It’s no secret that the United States government has participated in extraordinary rendition, the unlawful transfer of prisoners in U.S. custody to countries where we know torture and abusive interrogation techniques take place. And it’s no secret that the government has had help from private entities like Boeing subsidiary Jeppesen Dataplan, who knew exactly what they were doing when they provided support services for the CIA’s “torture flights.” In fact, it seems like the only secret left is what justification there could possibly be for the government to claim the “state secrets” privilege in an attempt to block the ACLU’s lawsuit against Jeppesen for its role in the program. ACLU attorneys Ben Wizner and Steven Watt are in federal court in San Jose at 1:00 p.m.

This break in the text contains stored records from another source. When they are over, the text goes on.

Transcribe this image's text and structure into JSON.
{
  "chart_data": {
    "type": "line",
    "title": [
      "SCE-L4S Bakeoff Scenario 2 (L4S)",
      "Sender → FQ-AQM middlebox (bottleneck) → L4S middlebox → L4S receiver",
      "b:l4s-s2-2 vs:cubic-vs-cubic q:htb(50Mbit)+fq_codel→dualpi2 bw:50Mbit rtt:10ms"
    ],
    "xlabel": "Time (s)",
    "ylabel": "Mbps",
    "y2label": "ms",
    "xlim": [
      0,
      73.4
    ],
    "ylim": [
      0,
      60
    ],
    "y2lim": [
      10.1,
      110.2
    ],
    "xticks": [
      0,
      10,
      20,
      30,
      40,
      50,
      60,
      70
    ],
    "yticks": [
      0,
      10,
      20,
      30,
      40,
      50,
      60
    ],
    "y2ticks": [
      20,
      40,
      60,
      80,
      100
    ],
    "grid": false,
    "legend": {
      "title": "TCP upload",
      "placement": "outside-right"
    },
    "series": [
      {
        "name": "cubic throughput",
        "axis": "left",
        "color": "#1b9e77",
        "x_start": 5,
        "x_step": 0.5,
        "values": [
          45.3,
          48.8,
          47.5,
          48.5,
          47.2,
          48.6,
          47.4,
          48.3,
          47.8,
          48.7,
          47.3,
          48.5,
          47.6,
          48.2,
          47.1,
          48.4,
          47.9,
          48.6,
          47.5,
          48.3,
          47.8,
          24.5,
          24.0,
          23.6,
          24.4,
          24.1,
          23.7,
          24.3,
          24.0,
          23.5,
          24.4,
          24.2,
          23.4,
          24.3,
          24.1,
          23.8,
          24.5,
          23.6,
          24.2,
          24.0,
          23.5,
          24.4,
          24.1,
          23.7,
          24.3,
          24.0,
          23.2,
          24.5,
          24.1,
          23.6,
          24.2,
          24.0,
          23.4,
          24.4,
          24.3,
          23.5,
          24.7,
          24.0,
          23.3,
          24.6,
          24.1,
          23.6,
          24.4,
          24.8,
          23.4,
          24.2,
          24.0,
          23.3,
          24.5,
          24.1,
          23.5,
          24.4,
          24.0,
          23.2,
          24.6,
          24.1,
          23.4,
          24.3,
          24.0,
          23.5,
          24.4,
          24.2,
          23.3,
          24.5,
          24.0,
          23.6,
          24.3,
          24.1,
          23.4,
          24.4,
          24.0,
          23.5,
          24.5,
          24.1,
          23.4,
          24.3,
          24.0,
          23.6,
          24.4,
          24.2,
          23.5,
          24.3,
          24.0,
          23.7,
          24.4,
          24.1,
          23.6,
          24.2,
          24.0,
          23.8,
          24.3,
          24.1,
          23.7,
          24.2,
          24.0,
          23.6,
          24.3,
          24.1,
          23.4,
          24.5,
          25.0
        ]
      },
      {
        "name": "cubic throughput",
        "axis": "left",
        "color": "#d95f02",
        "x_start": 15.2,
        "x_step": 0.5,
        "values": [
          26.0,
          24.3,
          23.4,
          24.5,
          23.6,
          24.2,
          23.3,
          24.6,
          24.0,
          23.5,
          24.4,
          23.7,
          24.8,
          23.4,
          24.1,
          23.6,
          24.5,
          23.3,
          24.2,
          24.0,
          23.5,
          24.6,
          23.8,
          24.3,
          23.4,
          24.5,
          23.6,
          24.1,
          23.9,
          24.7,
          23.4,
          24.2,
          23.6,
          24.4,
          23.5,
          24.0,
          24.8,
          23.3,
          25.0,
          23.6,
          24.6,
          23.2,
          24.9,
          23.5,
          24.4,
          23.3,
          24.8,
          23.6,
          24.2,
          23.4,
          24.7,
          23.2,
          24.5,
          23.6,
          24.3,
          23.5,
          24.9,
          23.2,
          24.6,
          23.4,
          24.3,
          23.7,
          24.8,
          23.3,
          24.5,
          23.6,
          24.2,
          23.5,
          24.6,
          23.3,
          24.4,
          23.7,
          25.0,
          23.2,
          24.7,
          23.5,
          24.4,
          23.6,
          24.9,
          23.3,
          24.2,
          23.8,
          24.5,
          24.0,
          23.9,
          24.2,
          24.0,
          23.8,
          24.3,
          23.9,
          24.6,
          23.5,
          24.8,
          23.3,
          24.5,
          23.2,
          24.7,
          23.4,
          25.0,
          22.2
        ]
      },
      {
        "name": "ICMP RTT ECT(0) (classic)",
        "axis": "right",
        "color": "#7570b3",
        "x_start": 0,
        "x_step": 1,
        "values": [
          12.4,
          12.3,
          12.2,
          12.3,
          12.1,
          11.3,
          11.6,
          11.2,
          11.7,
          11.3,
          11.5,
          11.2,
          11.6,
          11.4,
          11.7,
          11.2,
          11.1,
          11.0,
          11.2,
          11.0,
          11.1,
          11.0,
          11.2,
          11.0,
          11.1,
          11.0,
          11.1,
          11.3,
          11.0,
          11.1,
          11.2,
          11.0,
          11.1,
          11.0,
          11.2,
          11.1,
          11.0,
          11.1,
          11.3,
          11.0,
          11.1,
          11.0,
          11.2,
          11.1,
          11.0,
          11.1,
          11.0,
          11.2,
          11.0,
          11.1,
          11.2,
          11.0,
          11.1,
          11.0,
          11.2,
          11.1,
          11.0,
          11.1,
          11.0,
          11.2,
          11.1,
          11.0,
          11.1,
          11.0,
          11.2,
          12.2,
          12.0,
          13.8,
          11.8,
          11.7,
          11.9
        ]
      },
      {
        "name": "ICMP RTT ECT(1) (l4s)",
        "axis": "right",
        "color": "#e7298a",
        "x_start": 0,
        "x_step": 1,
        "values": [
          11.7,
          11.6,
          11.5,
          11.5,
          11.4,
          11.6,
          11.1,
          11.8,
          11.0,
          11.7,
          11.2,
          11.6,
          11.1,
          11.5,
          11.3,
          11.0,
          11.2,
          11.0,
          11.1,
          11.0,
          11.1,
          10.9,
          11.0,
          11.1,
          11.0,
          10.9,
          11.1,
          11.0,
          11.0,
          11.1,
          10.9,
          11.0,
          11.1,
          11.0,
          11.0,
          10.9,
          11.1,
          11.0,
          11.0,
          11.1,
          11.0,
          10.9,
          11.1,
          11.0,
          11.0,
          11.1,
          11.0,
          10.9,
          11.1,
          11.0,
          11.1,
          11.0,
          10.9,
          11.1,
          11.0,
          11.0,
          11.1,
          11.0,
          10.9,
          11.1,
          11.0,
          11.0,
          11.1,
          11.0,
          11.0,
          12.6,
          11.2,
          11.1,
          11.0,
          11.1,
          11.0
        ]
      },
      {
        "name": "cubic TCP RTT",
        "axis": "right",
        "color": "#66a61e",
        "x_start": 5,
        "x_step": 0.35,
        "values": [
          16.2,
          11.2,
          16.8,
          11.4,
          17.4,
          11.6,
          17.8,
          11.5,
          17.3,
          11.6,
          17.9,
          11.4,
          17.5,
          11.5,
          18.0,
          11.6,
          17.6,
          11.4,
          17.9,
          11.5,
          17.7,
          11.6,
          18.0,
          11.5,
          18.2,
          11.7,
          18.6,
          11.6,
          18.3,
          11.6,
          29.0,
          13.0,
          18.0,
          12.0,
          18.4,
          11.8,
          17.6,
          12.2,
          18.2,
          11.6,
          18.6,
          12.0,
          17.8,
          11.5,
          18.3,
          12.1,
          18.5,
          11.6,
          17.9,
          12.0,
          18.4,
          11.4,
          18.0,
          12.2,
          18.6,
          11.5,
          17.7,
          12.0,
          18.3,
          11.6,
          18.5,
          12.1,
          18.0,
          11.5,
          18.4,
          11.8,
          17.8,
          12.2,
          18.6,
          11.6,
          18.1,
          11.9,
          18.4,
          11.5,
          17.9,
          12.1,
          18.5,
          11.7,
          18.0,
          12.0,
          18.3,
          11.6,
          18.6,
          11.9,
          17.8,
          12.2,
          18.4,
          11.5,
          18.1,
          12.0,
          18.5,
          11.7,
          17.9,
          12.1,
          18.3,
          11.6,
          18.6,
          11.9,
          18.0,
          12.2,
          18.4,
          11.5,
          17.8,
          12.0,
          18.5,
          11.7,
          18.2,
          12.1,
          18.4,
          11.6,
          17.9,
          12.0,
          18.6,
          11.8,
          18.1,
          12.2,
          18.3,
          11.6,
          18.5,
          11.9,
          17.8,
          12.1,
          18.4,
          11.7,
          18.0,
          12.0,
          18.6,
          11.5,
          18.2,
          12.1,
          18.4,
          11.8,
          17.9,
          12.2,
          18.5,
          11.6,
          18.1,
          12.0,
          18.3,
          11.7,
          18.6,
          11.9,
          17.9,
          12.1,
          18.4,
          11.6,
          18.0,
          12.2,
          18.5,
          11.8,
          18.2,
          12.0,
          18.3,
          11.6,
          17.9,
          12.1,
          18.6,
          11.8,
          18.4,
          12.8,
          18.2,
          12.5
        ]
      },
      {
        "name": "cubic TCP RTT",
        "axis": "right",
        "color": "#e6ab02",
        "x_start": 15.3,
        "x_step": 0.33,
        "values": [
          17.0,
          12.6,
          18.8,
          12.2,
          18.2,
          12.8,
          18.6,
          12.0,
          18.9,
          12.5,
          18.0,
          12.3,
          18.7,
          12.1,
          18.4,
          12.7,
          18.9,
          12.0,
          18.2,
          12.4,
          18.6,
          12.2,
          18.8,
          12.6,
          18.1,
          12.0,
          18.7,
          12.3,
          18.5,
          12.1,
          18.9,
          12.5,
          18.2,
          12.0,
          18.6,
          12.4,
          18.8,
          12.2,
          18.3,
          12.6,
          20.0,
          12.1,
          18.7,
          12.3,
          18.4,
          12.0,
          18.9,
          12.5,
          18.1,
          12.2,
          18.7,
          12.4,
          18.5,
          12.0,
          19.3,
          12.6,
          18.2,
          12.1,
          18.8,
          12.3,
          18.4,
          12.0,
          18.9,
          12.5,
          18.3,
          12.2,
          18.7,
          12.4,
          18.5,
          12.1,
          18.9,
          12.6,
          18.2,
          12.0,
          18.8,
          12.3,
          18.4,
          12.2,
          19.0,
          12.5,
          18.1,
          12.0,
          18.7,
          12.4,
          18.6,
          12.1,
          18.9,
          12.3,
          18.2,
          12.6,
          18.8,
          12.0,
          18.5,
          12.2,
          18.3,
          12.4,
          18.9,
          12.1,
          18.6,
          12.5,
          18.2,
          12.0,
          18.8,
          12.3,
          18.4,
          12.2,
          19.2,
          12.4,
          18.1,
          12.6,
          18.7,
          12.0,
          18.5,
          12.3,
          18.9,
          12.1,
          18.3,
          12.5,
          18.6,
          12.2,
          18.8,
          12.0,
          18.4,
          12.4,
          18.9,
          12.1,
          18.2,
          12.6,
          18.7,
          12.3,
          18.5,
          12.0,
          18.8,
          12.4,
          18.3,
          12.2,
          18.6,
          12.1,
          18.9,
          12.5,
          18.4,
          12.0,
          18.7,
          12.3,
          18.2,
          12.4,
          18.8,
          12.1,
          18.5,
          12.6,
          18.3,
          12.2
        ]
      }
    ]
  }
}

PST today opposing the government’s state secret claim and arguing for the continuation of that case.
It’s been 50 years since the Supreme Court last reviewed the state secrets privilege, and they recently rejected a chance to do so in the case of rendition victim Khaled El-Masri. But the government has been misusing the claim more and more, to avoid legal scrutiny for everything from torture to wiretapping. With Congress considering pending legislation to curb the abuse of the privilege, this problem is finally getting the attention it’s due, not only in the legislature but in media outlets like Congressional Quarterly, The New York Times, and The Washington Post.
Today the privilege, once intended to block singular pieces of evidence from disclosure, but now misused to block entire cases, will get some much-needed judicial review. Let’s hope our case lives to see another day so that five victims of extraordinary rendition will get their day in court too.